You probably don’t know what elliptic curve points are or what adding them means, but you do know:
- The set of elliptic curve points under addition produces another elliptic curve point.
- The binary operator that takes two elliptic curve points and returns another elliptic curve point is associative.
- The set of elliptic curve points contains an identity element.
- The elliptic curve group has an identity element, which is unique.
- Each elliptic curve point has an inverse such that adding a point and its inverse produces the identity.
- Because the group is cyclic, every elliptic curve point can be generated by repeatedly applying the binary operator to some generator element.
- Because the group of elliptic curve points is cyclic, it is also an abelian group.
- Because it is a finite group, the order is finite.
- Because of the homomorphism, we have a strong idea of how the binary operator for elliptic curve points behaves. We can use the elliptic curve point binary operator to “add integers” in a certain sense.
Even though you don’t know what elliptic curve points are, you already know nine things about them!
So whatever these bizarre objects “elliptic curve points” are, you know it behaves like, and has the same properties as the groups we discussed above.
Believe it or not, you are already 90% of the way to comprehending elliptic curves. It’s far easier to make sense of elliptic curves by understanding their similarity to other familiar structures than to try to understand their funky math from the ground up.
This is similar to me telling you that Ethereum uses “Patricia Merkle trees” to store state. You may not know what a “Patricia tree” or a “Merkle tree” is, but you do know:
- It has a root.
- You can probably access elements in logarithmic time, or at least that is the intent.
- Something useful is stored in the leaves.
- There exists some algorithm to traverse the tree and access a leaf you care about.
So when I tell you elliptic curve points under addition form a group, you should already know what to look out for when you learn about that subject.
Again, groups don’t need to be mysterious moon math. You’ve worked with groups intuitively as a programmer. Now you have a concrete word to describe this recurring phenomenon.
It’s far more efficient to say “group” than it is to say “this is a set with a way to combine elements associatively and the elements all have blah blah blah.”
I know this may seem like a huge tangent, but trust me, understanding “homomorphism” enables us to succinctly describe a concept that we will regularly see. It will also come in handy again when we discuss Quadratic Arithmetic Programs. Homomorphisms appear frequently in the ZK world.
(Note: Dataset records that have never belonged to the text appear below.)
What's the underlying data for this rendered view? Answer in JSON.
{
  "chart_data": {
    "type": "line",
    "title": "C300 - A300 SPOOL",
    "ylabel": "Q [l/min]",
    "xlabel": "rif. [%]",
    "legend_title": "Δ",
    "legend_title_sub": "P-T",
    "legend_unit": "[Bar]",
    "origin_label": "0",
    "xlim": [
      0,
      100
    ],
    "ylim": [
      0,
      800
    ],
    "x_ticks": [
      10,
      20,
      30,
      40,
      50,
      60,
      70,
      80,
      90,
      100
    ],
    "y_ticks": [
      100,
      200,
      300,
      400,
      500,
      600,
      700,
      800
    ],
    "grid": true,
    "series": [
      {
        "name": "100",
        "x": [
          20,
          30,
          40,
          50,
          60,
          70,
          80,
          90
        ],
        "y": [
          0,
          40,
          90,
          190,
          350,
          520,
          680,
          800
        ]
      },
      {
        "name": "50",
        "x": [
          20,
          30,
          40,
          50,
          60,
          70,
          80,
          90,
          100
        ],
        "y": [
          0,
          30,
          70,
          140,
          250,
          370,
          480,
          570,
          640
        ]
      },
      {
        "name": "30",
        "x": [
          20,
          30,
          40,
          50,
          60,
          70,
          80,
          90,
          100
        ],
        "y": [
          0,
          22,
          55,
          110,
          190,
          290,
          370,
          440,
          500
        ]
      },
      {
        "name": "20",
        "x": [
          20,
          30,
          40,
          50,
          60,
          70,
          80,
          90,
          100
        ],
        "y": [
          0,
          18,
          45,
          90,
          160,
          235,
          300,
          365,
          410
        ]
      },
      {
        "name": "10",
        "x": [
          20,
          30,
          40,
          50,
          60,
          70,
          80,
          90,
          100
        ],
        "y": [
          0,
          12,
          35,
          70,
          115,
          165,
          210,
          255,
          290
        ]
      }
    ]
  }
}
Imagine trying to discuss tree data structures without a word for “roots” or “leaves.” That would be immensely frustrating.
Summary
A homomorphism from $A$ to $B$ exists if and only if a function $\phi$ exists that takes an element from $A$ and returns and element from $B$ and $\phi(a_i \square a_j)=\phi(a_i)\blacksquare\phi(a_j)$ or all $a_i$ and $a_j$ in $A$, where $\square$ is the binary operator of $A$ and $\blacksquare$ is the binary operator of $B$. The existence of $\phi$ is sufficient for the homomorphism to exist.
Homomorphisms are not necessarily bidirectional. They are only required to work in one direction, from $A$ to $B$.
If $\phi: A \rightarrow B$ is computationally difficult to invert, then $\phi$ homomorphically encrypts the elements of $A$. That means we can validate claims about computations in $A$ using elements in $B$.
The good news is, we are done with our treatment of abstract algebra, and we now have a strong foundation to move on to elliptic curves.